I had also wanted to see the Ottawa Main Mosque, but I was running late and decided my next stop would be Canadian Space Services, which maintain a satellite communications center (formerly a NATO site). However, I could not find the road, but I found the Diefenbunker, so I went there instead. Only the entrance and the top floor were open, but that was still neat to see. This was the first important Cold War site I’ve visited since Rosa and I visited Checkpoint Charlie in Berlin.
Today, I went down to the War Memorial monument for the D-Day Memorial service. It’s been 65 years since D-Day, and this is likely to be one of the last major events that will have veterans of that event. Many of the veterans are now well into their 80’s.

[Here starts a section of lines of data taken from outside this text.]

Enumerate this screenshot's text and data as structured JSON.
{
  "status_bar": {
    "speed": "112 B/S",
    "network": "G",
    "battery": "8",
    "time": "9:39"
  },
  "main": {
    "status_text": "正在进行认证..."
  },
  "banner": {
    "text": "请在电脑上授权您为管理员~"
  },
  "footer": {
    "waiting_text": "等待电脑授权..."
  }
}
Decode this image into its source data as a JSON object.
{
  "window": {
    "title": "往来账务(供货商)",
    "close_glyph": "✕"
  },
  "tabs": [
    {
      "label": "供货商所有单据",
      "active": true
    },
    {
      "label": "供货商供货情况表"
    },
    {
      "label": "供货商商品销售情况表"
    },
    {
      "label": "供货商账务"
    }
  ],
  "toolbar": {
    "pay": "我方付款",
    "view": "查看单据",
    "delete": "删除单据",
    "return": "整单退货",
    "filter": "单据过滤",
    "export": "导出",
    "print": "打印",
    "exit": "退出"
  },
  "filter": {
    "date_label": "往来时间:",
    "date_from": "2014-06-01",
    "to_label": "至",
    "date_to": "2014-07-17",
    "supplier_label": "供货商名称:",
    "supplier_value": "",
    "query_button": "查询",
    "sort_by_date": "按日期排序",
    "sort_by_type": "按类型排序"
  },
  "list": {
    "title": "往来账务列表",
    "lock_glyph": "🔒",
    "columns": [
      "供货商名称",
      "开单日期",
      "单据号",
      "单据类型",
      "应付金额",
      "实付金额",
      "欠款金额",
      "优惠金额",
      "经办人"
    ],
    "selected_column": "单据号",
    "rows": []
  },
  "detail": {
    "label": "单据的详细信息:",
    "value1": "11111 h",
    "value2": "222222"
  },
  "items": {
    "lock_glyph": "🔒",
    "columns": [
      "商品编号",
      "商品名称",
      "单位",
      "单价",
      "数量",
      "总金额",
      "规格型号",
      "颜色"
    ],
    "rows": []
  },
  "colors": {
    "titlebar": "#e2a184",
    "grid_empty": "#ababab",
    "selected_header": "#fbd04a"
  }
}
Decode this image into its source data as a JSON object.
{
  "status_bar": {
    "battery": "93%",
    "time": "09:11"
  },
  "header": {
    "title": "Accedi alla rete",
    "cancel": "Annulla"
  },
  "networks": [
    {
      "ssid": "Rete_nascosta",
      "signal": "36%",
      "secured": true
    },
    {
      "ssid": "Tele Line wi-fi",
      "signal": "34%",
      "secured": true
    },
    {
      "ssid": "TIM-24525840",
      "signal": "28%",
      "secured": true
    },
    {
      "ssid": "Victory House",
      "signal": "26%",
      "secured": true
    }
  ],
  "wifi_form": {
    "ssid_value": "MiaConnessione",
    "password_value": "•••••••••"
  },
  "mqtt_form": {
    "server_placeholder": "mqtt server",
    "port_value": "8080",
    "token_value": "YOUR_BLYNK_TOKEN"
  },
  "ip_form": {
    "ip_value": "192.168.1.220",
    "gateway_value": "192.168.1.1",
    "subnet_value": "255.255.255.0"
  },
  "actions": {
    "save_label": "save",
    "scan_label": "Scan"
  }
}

I feel that we should make November 11, Remembrance Day, a national holiday, even it it means we give up Family day (which is a provincial in Ontario and Alberta). I know very well that my freedoms and privileges of being a Canadian citizen is through the blood, sweat, tears and sacrifices of those in uniform.
My great-uncle (on my father’s side) was on Juno beach that day. I only met him once, and if I recall, he was reluctant to talk about the day – many of his friends were killed or wounded. He has since passed-on.